Mas existe isto? Racismo cordial, como assim? Por definição qualquer ato racista é excludente e expressão de violência física ou cultural. A primeira manifestada pela força bruta; a segunda por práticas amiudadas no trato corriqueiro. E de saída recomenda-se pensar que nossa raiz racista é tão velha como a exploração econômica que efetivou a escravização negra que, iniciada em 1535, atravessou 353 anos, até 1888, implicando cerca de 5 milhões de cativos.

Cadenciados pelo processo abolicionista que nos situa na rabeira, produzimos uma prática perversa enquadradora de lugares sociais: “cada macaco no seu galho”, “trabalho de preto”, “cada qual no seu quadrado”. E assim, inventamos um tratamento perversamente ameno, justificado num tropicalismo bobo, deitado no berço esplendido de suposta democracia racial. Seria ingênuo, contudo, dizer que não reconhecíamos a questão. Até como defesa, para garantir a aparência contrastante, em vez de contemplar nossas mazelas, anotamos a existência do racismo como algo exótico, coisa de fora.

A obsessiva comparação com manifestações norte-americanas, por exemplo, tem servido de parâmetro para nos entreter. Como se fôssemos espectadores, nos expressamos com horror e até nos aplaudindo pelo avesso disso, exaltando-nos “moreninhos”, colaborativos, com toques de permissiva malandragem. E fartamos de assinalar “contribuições”: no samba, no futebol, nas comidas, na religiosidade e trejeitos. Assim nos esquecemos que lá foram cerca de 10 % do nosso total e que aquele processo se iniciou décadas depois do nosso, em 1619.

Martin Luther King, um ícone da luta contra o racismo

Demorou até que assumíssemos que o virus do preconceito também nos acomete, ainda que por razões históricas desiguais. As treze colônias do norte foram povoadas por pioneiros que logo trataram de institucionalizar a distinção entre senhores e subalternos. Por aqui, a aparente informalidade nuançou diferenças, mascarando agressividades sempre notadas como pontuais. Lá, como motivo constante de conflitos entre o norte e o sul, o tema da abolição compôs razões da Guerra da Secessão (1861 – 1865). Definido o vencedor, um conjunto de normas – Leis Jim Crow – detalhou lugares sociais e assim, sob o rigor legal, os negros norte-americanos se emprenharam numa pauta de direitos a conquistar. No Brasil, na fluidez do cotidiano controlado por brancos e por uma cultura contornadora de diferenças, sequer articulamos elementos capazes de reconhecer o alongado supremacismo branco.

Recentemente, engrossando a voz, o movimento negro brasileiro se ergueu propagando feroz campanha contra Monteiro Lobato, propondo combate sistemático ao criador do Sítio do Picapau amarelo. Como rastilho de pólvora, o tema ganhou público que logo se dividiu em pró e contra. De maneira despreparada e até surpresos, os defensores de Lobato entabularam um discurso defensivo negando racismo na obra daquele que é um dos cinco mais lidos autores nacionais. Nesse compasso, a carência prévia de argumentos sobre o jeito brasileiro de ser racista se apresenta como denunciador do despreparo para o debate sobre esse efervescente dilema.

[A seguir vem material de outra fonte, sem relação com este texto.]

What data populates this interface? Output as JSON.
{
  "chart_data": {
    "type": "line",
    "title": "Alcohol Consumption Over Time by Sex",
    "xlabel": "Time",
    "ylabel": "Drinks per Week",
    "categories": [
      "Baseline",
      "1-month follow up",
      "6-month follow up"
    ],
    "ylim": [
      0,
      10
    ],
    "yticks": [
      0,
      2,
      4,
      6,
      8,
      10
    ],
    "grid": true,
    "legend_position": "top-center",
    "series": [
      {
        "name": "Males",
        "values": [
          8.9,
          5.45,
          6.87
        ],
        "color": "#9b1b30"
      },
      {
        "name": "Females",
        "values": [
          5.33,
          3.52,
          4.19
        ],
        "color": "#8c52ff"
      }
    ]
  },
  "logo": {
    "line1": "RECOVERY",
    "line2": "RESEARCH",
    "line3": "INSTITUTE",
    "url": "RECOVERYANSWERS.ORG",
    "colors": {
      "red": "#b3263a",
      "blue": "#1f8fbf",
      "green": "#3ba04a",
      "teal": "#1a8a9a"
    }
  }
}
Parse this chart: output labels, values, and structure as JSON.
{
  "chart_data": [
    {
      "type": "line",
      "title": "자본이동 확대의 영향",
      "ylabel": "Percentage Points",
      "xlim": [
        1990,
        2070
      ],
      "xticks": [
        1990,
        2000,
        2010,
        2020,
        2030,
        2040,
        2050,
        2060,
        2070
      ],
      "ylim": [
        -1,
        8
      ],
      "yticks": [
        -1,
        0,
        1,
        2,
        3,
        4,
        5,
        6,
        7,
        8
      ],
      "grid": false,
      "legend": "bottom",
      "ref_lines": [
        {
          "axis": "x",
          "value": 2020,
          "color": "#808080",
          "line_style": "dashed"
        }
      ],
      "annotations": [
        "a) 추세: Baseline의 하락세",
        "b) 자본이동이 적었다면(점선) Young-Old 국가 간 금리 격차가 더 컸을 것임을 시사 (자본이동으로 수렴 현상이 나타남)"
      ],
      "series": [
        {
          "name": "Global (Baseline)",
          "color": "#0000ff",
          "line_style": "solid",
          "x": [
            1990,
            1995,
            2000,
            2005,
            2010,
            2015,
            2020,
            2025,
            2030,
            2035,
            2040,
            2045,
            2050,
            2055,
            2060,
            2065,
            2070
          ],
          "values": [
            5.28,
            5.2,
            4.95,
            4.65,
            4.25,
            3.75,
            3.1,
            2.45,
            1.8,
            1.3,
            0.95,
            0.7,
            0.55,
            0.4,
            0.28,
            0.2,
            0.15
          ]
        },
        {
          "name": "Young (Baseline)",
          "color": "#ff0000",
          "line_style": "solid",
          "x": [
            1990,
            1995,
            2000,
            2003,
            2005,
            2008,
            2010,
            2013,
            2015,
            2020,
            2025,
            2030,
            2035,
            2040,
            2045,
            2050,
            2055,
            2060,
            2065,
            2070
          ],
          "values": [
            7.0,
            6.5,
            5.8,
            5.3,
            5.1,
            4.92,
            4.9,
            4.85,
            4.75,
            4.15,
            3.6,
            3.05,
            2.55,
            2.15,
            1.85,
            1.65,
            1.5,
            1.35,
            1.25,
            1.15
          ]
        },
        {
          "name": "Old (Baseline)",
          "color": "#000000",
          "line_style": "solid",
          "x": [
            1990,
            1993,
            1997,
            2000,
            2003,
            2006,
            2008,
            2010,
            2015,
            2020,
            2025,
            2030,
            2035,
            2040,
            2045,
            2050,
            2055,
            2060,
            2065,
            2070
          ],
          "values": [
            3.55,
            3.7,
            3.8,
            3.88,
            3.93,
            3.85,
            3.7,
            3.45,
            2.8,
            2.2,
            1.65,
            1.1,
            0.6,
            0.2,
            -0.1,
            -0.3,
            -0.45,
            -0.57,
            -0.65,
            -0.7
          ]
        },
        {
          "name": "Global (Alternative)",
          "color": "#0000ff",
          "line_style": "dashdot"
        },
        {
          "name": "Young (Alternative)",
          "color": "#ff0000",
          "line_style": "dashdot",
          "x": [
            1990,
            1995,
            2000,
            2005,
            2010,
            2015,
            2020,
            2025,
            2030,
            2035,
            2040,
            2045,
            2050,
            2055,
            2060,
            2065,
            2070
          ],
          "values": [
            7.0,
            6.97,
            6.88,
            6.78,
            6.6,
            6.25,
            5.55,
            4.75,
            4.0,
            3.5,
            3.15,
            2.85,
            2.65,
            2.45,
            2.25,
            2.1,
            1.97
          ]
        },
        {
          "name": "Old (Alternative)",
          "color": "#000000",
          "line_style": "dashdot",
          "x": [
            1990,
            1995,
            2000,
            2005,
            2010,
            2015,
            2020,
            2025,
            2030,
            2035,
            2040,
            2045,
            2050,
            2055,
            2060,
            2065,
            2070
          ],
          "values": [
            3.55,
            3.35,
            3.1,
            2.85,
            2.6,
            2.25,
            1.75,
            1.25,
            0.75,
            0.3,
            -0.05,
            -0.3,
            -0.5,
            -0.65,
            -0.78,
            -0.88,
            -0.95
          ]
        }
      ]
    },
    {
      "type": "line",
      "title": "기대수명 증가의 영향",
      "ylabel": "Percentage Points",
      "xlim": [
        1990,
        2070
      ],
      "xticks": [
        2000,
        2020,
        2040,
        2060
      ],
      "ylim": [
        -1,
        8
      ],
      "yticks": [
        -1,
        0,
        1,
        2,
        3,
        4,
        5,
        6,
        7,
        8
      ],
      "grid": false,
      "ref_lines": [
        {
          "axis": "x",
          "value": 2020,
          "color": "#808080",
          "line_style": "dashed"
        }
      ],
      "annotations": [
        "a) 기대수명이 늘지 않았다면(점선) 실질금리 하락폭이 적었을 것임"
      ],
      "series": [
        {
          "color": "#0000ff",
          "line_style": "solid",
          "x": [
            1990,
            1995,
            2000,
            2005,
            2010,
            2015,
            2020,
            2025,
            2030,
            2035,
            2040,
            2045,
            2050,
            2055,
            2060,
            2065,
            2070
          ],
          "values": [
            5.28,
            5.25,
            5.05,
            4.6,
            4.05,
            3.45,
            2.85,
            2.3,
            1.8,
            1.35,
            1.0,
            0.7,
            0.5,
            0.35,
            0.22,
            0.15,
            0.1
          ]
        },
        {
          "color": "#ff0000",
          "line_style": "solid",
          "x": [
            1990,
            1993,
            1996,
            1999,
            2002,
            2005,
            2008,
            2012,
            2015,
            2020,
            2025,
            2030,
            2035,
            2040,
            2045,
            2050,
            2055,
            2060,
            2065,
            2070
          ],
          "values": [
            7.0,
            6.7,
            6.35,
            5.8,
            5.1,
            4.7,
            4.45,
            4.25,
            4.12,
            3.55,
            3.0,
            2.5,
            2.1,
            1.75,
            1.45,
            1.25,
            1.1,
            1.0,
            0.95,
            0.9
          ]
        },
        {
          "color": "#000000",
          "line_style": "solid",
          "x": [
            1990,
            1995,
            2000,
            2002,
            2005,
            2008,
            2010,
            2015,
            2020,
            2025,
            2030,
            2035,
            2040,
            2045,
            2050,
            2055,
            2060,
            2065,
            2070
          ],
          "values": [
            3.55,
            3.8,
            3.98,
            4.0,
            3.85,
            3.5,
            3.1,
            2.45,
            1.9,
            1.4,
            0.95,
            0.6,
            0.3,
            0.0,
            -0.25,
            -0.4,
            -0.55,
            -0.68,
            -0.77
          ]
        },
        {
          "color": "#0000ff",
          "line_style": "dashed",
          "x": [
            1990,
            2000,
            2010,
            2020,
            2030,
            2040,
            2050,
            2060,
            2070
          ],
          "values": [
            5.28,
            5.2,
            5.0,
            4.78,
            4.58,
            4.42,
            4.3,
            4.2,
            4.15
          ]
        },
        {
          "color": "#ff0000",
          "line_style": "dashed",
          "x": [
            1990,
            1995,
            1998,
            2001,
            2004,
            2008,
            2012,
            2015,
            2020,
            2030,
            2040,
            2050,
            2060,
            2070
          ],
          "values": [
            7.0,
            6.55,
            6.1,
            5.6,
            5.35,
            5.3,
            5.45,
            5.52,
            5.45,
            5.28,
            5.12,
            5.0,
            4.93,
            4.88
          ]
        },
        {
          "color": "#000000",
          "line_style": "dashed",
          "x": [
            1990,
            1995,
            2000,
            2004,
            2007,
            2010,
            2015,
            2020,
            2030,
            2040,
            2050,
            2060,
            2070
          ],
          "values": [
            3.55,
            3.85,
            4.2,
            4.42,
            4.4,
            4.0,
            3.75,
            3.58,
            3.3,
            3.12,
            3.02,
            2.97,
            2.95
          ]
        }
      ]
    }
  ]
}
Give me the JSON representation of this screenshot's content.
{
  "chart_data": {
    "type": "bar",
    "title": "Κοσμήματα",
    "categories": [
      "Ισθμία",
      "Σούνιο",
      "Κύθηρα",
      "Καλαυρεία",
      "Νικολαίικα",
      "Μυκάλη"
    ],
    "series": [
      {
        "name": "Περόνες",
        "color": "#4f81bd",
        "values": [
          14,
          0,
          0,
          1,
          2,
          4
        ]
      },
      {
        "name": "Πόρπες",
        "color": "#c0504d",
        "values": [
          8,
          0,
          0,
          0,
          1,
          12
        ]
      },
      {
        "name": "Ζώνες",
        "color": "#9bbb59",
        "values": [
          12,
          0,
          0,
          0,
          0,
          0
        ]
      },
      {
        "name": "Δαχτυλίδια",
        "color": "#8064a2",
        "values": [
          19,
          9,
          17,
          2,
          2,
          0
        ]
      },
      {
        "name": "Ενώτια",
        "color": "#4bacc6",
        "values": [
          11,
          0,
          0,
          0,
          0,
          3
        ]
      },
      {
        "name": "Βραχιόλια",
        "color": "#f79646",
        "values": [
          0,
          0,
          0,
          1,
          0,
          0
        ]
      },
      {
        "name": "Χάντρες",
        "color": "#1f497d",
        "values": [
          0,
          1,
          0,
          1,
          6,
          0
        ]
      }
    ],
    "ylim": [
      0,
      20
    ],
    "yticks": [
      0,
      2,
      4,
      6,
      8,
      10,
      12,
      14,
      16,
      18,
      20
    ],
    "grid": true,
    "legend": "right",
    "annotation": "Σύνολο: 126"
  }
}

Sim Lobato foi racista, não há como ou porque negar, e o foi como era a maioria de uma geração banhada pelos modos eugênicos em voga. A saúde do entendimento da questão, porém, pressupõe contextualização histórica. A questão que ressalta, e ainda não foi sequer bem formulada, é: qual o tipo de racismo lobateano? Certamente não nos ajuda valores da cultura norte-americana, pois trata-se de manifestação historicamente diferentes, ainda que lá também livros da literatura infantil sejam apedrejados – como é o caso de “Tom Sawyer” de Mark Twain.

No ambiente brasileiro, mais do que propor retocar a obra, substituir passagens, trocar palavras, cabe pensar que o evidente racismo de Lobato respondia a uma dinâmica que apontava saídas. O incomensurável esforço pela educação é mostra de que, pela educação escolar, a questão racial poderia ser assumida de maneira política com indicações de integração. A literatura, nesse diapasão, seria a chave capaz de indicar caminhos e daí a incessante campanha de Lobato pela difusão da leitura. As muitas referência ao negro Machado de Assis – e Lobato foi dos primeiros a não lhe negar o tom da pele – mostram a estratégia lobateana para pensar um novo ethos brasileiro, civilizado pelo conhecimento.

É lógico que todo racismo é crime, mas crime tão grande – ou maior – é não reconhecer alternativas, no caso de Lobato, instruídas por leituras críticas, na complexidade histórica, e em diálogo com leitores que poderiam propor respeito e abolição de novos preconceitos que, aliás, se limitam em propor cancelamentos que, afinal, implicariam recalques e não resolveriam o drama.